For PyTorch users, DSW provides OSS API for Python to read data from and write data to OSS.

You can store training data, logs, and model files in OSS.

  • Load training data

    You can store training data in an OSS bucket. The path and labels of the data must be stored in an index file in the same OSS bucket. You can customize DataSet and call the DataLoader API in PyTorch to read data by using multiple threads in parallel. Sample code:

    import io
    import oss2
    import PIL
    import torch
    class OSSDataset(torch.utils.data.dataset.Dataset):
        def __init__(self, endpoint, bucket, auth, index_file):
            self._bucket = oss2.Bucket(auth, endpoint, bucket)
            self._indices = self._bucket.get_object(index_file).read().split(',')
        def __len__(self):
            return len(self._indices)
        def __getitem__(self, index):
            img_path, label = self._indices(index).strip().split(':')
            img_str = self._bucket.get_object(img_path)
            img_buf = io.BytesIO()
            img_buf.write(img_str.read())
            img_buf.seek(0)
            img = Image.open(img_buf).convert('RGB')
            img_buf.close()
            return img, label
    dataset = OSSDataset(endpoint, bucket, auth, index_file)
    data_loader = torch.utils.data.DataLoader(
        dataset,
        batch_size=batch_size,
        num_workers=num_loaders,
        pin_memory=True)

    In the preceding code, endpoint specifies the endpoint of OSS, bucket specifies the name of the OSS bucket, auth specifies the objects that are authenticated, and index_file specifies the path of the index file.

    Note

    In this topic, samples in the index file are separated with commas (,). The sample path and labels are separated with colons (:).

  • Save or load models

    You can use OSS2 API for Python to save or load PyTorch models. For information about how to save or load models by using PyTorch, see PyTorch.

    • Save a model

      from io import BytesIO
      import torch
      import oss2
      # bucket_name
      bucket_name = "<your_bucket_name>"
      bucket = oss2.Bucket(auth, endpoint, bucket_name)
      buffer = BytesIO()
      torch.save(model.state_dict(), buffer)
      bucket.put_object("<your_model_path>", buffer.getvalue())

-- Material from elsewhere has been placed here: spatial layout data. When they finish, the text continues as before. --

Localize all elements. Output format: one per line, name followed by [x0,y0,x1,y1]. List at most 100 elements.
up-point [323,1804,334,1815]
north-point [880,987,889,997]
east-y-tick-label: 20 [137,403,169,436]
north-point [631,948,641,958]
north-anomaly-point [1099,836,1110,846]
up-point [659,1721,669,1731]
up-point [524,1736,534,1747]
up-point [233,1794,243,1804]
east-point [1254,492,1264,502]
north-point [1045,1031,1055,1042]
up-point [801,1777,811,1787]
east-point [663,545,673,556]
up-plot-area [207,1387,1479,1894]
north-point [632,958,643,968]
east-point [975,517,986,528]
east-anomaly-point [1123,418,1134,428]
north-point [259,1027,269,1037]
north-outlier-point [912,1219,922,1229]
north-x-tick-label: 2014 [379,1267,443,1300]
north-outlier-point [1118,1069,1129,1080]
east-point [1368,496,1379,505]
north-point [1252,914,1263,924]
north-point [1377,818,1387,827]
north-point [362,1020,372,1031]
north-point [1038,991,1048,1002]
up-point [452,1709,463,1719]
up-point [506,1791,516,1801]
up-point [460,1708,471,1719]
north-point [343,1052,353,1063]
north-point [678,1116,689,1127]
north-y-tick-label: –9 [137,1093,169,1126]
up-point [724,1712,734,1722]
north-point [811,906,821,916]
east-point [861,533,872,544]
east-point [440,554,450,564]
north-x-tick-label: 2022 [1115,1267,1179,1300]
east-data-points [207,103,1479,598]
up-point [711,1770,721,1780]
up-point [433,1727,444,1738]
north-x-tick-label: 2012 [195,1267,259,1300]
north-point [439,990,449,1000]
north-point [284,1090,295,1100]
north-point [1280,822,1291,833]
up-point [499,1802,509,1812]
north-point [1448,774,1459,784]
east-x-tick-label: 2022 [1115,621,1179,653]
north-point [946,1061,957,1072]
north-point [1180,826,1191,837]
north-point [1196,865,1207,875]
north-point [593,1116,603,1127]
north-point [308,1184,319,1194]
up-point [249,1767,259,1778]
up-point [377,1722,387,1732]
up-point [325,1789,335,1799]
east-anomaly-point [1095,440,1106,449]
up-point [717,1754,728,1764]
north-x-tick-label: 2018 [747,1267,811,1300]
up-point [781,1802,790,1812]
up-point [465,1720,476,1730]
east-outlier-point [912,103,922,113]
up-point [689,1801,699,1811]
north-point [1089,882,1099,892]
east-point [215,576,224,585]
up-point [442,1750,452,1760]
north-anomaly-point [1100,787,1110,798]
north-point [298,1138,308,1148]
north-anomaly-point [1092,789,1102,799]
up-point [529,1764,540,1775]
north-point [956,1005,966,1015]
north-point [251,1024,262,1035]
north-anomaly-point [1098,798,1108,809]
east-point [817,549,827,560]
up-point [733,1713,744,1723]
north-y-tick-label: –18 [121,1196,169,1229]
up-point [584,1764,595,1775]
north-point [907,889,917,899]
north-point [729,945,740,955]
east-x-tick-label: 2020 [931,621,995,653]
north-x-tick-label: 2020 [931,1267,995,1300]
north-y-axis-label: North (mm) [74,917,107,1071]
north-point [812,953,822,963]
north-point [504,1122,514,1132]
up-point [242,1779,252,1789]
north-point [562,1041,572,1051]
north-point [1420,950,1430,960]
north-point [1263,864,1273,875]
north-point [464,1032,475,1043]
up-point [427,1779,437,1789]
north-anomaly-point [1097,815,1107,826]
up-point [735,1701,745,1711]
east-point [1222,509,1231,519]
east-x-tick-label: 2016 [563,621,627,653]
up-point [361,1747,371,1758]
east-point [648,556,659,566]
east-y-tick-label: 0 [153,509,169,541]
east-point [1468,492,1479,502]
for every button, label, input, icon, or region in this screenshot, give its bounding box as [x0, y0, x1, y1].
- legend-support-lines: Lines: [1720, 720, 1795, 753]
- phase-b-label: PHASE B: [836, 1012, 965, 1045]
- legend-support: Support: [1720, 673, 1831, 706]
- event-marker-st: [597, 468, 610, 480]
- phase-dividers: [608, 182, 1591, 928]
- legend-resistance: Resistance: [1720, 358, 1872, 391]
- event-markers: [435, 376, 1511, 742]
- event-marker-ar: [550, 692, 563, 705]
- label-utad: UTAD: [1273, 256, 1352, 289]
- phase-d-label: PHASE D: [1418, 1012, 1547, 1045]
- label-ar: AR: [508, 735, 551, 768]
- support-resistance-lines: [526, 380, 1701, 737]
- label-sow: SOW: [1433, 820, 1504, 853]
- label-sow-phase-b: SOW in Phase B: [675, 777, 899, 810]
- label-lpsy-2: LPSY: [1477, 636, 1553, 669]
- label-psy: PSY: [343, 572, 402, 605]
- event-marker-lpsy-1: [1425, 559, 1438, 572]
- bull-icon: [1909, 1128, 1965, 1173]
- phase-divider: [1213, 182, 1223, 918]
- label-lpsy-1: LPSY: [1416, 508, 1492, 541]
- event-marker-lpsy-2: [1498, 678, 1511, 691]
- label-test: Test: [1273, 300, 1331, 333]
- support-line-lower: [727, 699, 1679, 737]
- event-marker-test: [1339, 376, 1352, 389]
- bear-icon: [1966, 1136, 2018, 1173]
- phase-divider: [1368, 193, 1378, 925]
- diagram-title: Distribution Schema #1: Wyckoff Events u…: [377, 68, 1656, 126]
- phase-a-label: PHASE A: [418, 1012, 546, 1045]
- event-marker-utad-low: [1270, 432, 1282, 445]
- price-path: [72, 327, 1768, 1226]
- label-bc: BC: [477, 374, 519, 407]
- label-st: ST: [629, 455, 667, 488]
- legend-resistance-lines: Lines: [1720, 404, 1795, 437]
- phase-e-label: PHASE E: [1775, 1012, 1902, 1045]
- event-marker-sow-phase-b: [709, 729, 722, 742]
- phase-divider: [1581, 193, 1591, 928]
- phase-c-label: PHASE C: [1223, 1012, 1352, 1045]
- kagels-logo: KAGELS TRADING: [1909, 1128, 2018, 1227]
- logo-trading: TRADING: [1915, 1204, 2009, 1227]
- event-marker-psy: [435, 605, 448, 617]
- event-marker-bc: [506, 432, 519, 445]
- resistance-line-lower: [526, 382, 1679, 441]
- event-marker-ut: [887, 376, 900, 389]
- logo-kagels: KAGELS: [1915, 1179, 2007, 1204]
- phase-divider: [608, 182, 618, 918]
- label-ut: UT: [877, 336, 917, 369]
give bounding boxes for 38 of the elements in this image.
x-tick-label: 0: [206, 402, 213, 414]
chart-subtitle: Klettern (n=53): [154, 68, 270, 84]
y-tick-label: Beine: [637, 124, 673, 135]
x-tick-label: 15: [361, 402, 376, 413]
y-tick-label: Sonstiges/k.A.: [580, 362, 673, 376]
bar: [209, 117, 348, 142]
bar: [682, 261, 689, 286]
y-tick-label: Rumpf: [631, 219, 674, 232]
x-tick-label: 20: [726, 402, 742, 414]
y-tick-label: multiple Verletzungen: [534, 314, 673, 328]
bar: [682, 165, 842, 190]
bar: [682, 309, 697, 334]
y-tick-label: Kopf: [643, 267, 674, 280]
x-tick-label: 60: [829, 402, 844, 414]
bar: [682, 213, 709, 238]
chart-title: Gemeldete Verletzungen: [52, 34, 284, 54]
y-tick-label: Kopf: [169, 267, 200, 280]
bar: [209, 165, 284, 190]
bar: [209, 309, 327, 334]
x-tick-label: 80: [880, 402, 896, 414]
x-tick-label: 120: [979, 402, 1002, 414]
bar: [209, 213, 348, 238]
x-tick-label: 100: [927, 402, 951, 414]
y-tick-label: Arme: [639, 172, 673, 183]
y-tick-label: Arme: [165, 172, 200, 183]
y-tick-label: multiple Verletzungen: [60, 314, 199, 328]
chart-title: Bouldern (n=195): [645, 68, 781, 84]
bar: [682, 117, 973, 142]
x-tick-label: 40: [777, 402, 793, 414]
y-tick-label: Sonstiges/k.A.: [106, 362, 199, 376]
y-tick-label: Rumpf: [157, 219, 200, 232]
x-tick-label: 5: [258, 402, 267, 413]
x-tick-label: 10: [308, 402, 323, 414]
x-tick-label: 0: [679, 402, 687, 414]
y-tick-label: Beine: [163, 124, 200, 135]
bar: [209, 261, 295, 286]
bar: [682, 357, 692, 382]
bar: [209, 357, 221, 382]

      In the preceding code, endpoint specifies the endpoint of OSS and <your_bucket_name> specifies the name of the OSS bucket. The name cannot start with oss://. auth specifies the objects that are authenticated, and <your_model_path> specifies the path of the model file.

    • Load a model

      from io import BytesIO
      import torch
      import oss2
      bucket_name = "<your_bucket_name>"
      bucket = oss2.Bucket(auth, endpoint, bucket_name)
      buffer = BytesIO(bucket.get_object("<your_model_path>").read())
      model.load_state_dict(torch.load(buffer))

      In the preceding code, endpoint specifies the endpoint of OSS and <your_bucket_name> specifies the name of the OSS bucket. The name cannot start with oss://. auth specifies the objects that are authenticated, and <your_model_path> specifies the path of the model file.